Interview With Dibyendu Bhattacharya!

There’s a decade of experience and then there’s an entire lifetime of experience, and the latter is what Dibyendu Bhattacharya brings to the table. Whether it is the hit series Undekhi recently, or his roles in Criminal Justice, Lootera, Dev. D., or Maqbool, his plethora of acting experience comes from the fact that acting and everything that flows from it is his life. Here’s my chat with the wise Dibyendu Bhattacharya:

You’ve done Dev D, Lootera, and Undekhi recently. We never really hear about the inside struggles of actors, not the stars. What made you believe that you could step into the entertainment industry and participate in it in a sustainable fashion?

The answer of this question must reflect my entire journey from childhood. I’ve been brought up in such a way in a family, my parents sent me for varied classes – music, drawing, table. I was also a gymnast in my childhood. I’ve been involved in such activities from childhood. I did many plays in my school. The journey of acting as a whole is an amalgamation of different art forms. As an actor, everything in life is related. Acting is an entire language, consisting of your body, heart, mind, understanding psychology. 

I started doing hardcore theatre in 1988 after Grade 10. I was doing theatre, including directing and acting. You end up being a theatre worker. I did college in the morning and then straight away, I was going to rehearsals, printing tickets, checking proofs – that was a completely analog era. You had to do everything on your own. 

In 1993, I went to the National School of Drama. I believe in studying and I believe immensely in that institution. I stayed in Delhi for three more years after that to do a lot more theatre. Then, I thought about doing cinema. I did Monsoon Wedding as my first film and then I moved to Delhi. Then that’s how the journey begins. I was already involved in significant films, whether the role was big or small. 

So it wasn’t a sudden thought entering my mind that I would go to Bombay and do films. It is a long journey. It was a very organic journey. I’m still connected with my life, my family, and friends. The learning is still on. This is not a part-time job that I do. I have studied this art thoroughly. I am also teaching also – I’ve coached also different actors – for Ishaqzaade, Arjun Kapoor; for Hasee Toh Phasee, Siddharth Malhotra and Parineeti Chopra; and I’ve done workshops for the Fukrey gang. I also do a lot of workshops for children and adults. I earn my bread and butter from this industry. My work has generated more work for me, so that is how it has worked. The support from my family and friends has also helped me in this journey because I have always been connected with them. 

What is the biggest learning lesson you give to an actor when coaching them – both from a technical aspect and from your personal journey?

Coaching can consist of ten days or one month – so I’m not teaching them acting. But it is important for the actor to know oneself. See, character build up is much more easy to do. I’m a practising actor so I know problem areas, where the actor may be getting confused – I try to solve those areas. I believe in basics. I try to coach and teach with the basics – listening to the co-actor’s dialogue carefully; going back to your own memory. Sometimes, you may have gone through something psychologically so you need to understand yourself is the core of acting. I go through that basic component. Know yourself so you don’t borrow someone else’s emotions. The emotion has to be yours. And I’m still learning every day. Every character throws me a challenge. 

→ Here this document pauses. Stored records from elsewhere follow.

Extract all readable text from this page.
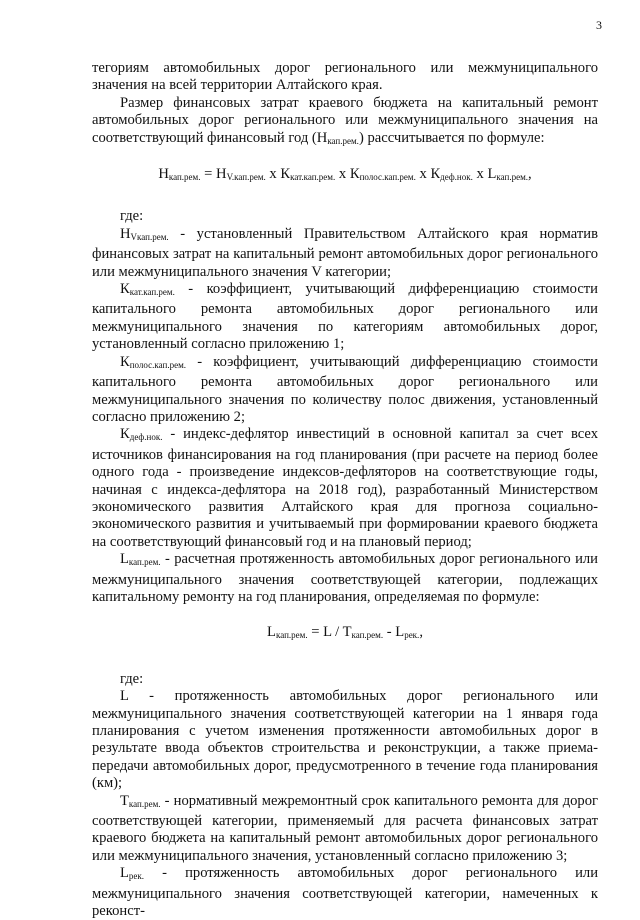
3

тегориям автомобильных дорог регионального или межмуниципального значения на всей территории Алтайского края.

Размер финансовых затрат краевого бюджета на капитальный ремонт автомобильных дорог регионального или межмуниципального значения на соответствующий финансовый год $(Н_{кап.рем.})$ рассчитывается по формуле:

$Н_{кап.рем.} = Н_{V.кап.рем.}$ х $К_{кат.кап.рем.}$ х $К_{полос.кап.рем.}$ х $К_{деф.нок.}$ х $L_{кап.рем.}$,

где:

$Н_{Vкап.рем.}$ - установленный Правительством Алтайского края норматив финансовых затрат на капитальный ремонт автомобильных дорог регионального или межмуниципального значения V категории;

$К_{кат.кап.рем.}$ - коэффициент, учитывающий дифференциацию стоимости капитального ремонта автомобильных дорог регионального или межмуниципального значения по категориям автомобильных дорог, установленный согласно приложению 1;

$К_{полос.кап.рем.}$ - коэффициент, учитывающий дифференциацию стоимости капитального ремонта автомобильных дорог регионального или межмуниципального значения по количеству полос движения, установленный согласно приложению 2;

$К_{деф.нок.}$ - индекс-дефлятор инвестиций в основной капитал за счет всех источников финансирования на год планирования (при расчете на период более одного года - произведение индексов-дефляторов на соответствующие годы, начиная с индекса-дефлятора на 2018 год), разработанный Министерством экономического развития Алтайского края для прогноза социально-экономического развития и учитываемый при формировании краевого бюджета на соответствующий финансовый год и на плановый период;

$L_{кап.рем.}$ - расчетная протяженность автомобильных дорог регионального или межмуниципального значения соответствующей категории, подлежащих капитальному ремонту на год планирования, определяемая по формуле:

$L_{кап.рем.} = L / T_{кап.рем.} - L_{рек.}$,

где:

L - протяженность автомобильных дорог регионального или межмуниципального значения соответствующей категории на 1 января года планирования с учетом изменения протяженности автомобильных дорог в результате ввода объектов строительства и реконструкции, а также приема-передачи автомобильных дорог, предусмотренного в течение года планирования (км);

$Т_{кап.рем.}$ - нормативный межремонтный срок капитального ремонта для дорог соответствующей категории, применяемый для расчета финансовых затрат краевого бюджета на капитальный ремонт автомобильных дорог регионального или межмуниципального значения, установленный согласно приложению 3;

$L_{рек.}$ - протяженность автомобильных дорог регионального или межмуниципального значения соответствующей категории, намеченных к реконст-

So what is a more recent challenge and how did you overcome it?

Characters throw you challenges because they are completely different human beings. Even two cops can be different – one from Punjab, one from Bengal. Don’t go by the uniform/the costume – they are two different human beings. Those are challenges for me and I try to be aware of making sure I am true to my character and not just the costume. 

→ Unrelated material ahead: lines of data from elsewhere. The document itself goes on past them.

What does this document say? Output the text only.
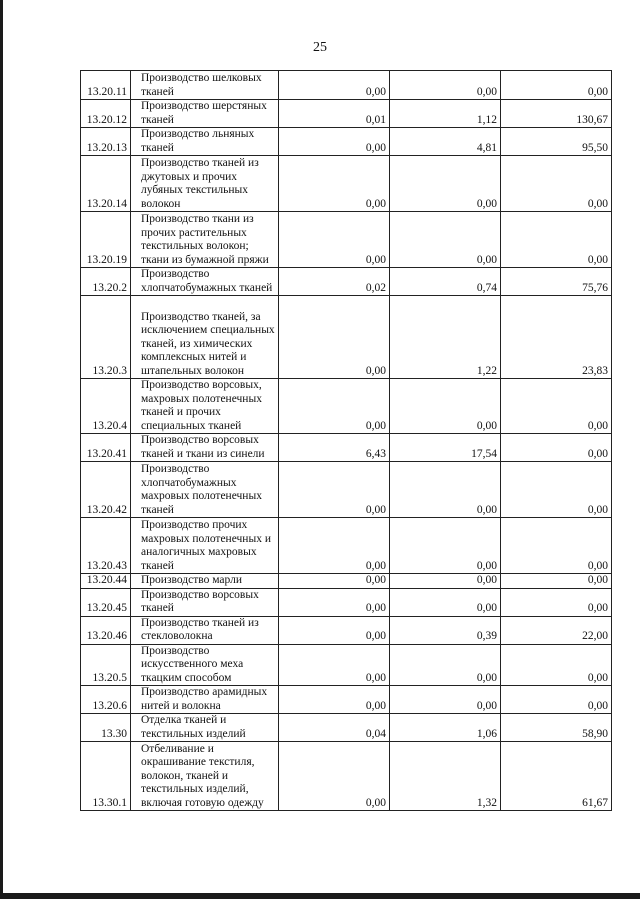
25
13.20.11	Производство шелковых тканей	0,00	0,00	0,00
13.20.12	Производство шерстяных тканей	0,01	1,12	130,67
13.20.13	Производство льняных тканей	0,00	4,81	95,50
13.20.14	Производство тканей из джутовых и прочих лубяных текстильных волокон	0,00	0,00	0,00
13.20.19	Производство ткани из прочих растительных текстильных волокон; ткани из бумажной пряжи	0,00	0,00	0,00
13.20.2	Производство хлопчатобумажных тканей	0,02	0,74	75,76
13.20.3	Производство тканей, за исключением специальных тканей, из химических комплексных нитей и штапельных волокон	0,00	1,22	23,83
13.20.4	Производство ворсовых, махровых полотенечных тканей и прочих специальных тканей	0,00	0,00	0,00
13.20.41	Производство ворсовых тканей и ткани из синели	6,43	17,54	0,00
13.20.42	Производство хлопчатобумажных махровых полотенечных тканей	0,00	0,00	0,00
13.20.43	Производство прочих махровых полотенечных и аналогичных махровых тканей	0,00	0,00	0,00
13.20.44	Производство марли	0,00	0,00	0,00
13.20.45	Производство ворсовых тканей	0,00	0,00	0,00
13.20.46	Производство тканей из стекловолокна	0,00	0,39	22,00
13.20.5	Производство искусственного меха ткацким способом	0,00	0,00	0,00
13.20.6	Производство арамидных нитей и волокна	0,00	0,00	0,00
13.30	Отделка тканей и текстильных изделий	0,04	1,06	58,90
13.30.1	Отбеливание и окрашивание текстиля, волокон, тканей и текстильных изделий, включая готовую одежду	0,00	1,32	61,67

Undekhi – everyone has been saying that they have not been able to take their eyes and ears off the show. How do you come out of a project like that and make sure it doesn’t affect you on a personal level?

Undekhi, yes, is getting a lot of applause from the viewers and the fraternity. The show is very relevant today – it is talking about a huge spectrum of our life, of our society. One is very powerful, rich; one is the oppressed and suppressed class. One murder is happening to end thousands of years of abuse; another murder is about the mind and how connected you are. Both are criminals yet both murderers are going through the experiences of what they just did very differently. 

As an actor, you cannot be judgmental when you are playing a character. As an actor, you cannot take a stance. But when I watch the show, as a human being, I realized how real it is. You realize you don’t want to be in this type of society. 

See, every human being is flawed and actors are flawed so when we play a character, we must bring those flaws to the surface and do justice to the character. 

But the overall experience of that shoot was fantastic because it was also a fantastic team.  It was such a light-hearted unit. Physically, it was raining, snowing – because we were shooting in Manali – but everyone was on the same page, and nobody was complaining so it was a fantastic experience.